Related to the forward progress of Iran in acquiring nuclear weapons and perfecting and testing delivery systems is our voluntary withdrawal of key missile defense elements from Europe. In a sudden, though not unexpected move, President Obama surrendered the diplomatic achievements made by some of his predecessors in announcing that we will not deploy 10 missile interceptors to Poland and build an advanced radar and tracking station in the Czech Republic. Although they came under intense pressure from Moscow to not cooperate with the United States, these nations chose freedom over following the heavy-handed dictates of their former masters.
In making the brave choice to become part of our nation’s global missile defense system, Poland and the Czech Republic put their faith in us and in the success of our policy. The people of these countries and their leaders vividly recall what it was like to live in oppression and since they have escaped their shackles they have pursued liberty and state sovereignty with zeal. Their decision to become an integral part of our effort to neutralize the threat of WMD-tipped ICBMs was not only one of cold decision-making, but also a symbol of their willingness to put national sovereignty ahead of regional appeasement, to reinforce their separation with Russia, and assert their own security needs and their own view of what must be done to protect against 21st Century threats.

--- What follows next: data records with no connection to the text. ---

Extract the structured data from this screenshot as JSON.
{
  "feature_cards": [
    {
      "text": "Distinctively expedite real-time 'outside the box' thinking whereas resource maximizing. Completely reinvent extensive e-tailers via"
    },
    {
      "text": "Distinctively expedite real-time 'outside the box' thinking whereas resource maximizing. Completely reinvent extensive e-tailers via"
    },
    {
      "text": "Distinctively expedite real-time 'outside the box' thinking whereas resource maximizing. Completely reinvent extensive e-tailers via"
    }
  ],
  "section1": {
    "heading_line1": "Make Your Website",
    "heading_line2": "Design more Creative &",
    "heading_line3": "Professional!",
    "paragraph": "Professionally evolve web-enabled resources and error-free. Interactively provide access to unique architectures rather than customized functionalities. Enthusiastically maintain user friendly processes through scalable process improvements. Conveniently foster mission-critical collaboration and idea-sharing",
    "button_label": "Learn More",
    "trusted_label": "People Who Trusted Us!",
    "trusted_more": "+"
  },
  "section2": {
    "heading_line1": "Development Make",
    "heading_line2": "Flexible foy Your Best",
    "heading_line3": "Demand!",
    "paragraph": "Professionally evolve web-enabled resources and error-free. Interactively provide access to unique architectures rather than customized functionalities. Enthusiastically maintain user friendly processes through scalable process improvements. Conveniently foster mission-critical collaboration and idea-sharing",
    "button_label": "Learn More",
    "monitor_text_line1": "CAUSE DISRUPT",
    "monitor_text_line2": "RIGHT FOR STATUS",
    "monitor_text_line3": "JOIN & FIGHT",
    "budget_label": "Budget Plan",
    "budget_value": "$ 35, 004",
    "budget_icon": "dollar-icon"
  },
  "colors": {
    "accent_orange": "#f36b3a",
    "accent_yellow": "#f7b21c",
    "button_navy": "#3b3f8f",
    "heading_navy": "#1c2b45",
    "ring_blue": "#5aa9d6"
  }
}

Our decision to abandon full-scale development of missile defense in Europe not only undermines the position that Poland and the Czech Republic have taken on their regional stage, it ungratefully leaves them to bear the shame of having to explain why they put their trust in a super power that is only interested in keeping the commitments it finds convenient. These nations took a risk with us and by extension we have a duty to lead them well. Abruptly folding the alliance and leaving them with nothing to show for their risk exposure discredits our credibility with the nations that matter.
Extending beyond the consequences for our European policy, eliminating missile defense initiatives in Europe dramatically hurts our capacity effectively respond to the Iranian threat before a catastrophic event materializes. By presenting a bolder diplomatic front – something the present administration has not done – and backing such forceful words with meaningful action both inside the region and within the ranges of Iran’s missile capabilities, we can achieve a far more meaningful result than we are on track to get right now. The old adage to speak softly and carry a big stick still rings true today, and replacing it with unfounded hope and unwise change carries a heavy penalty.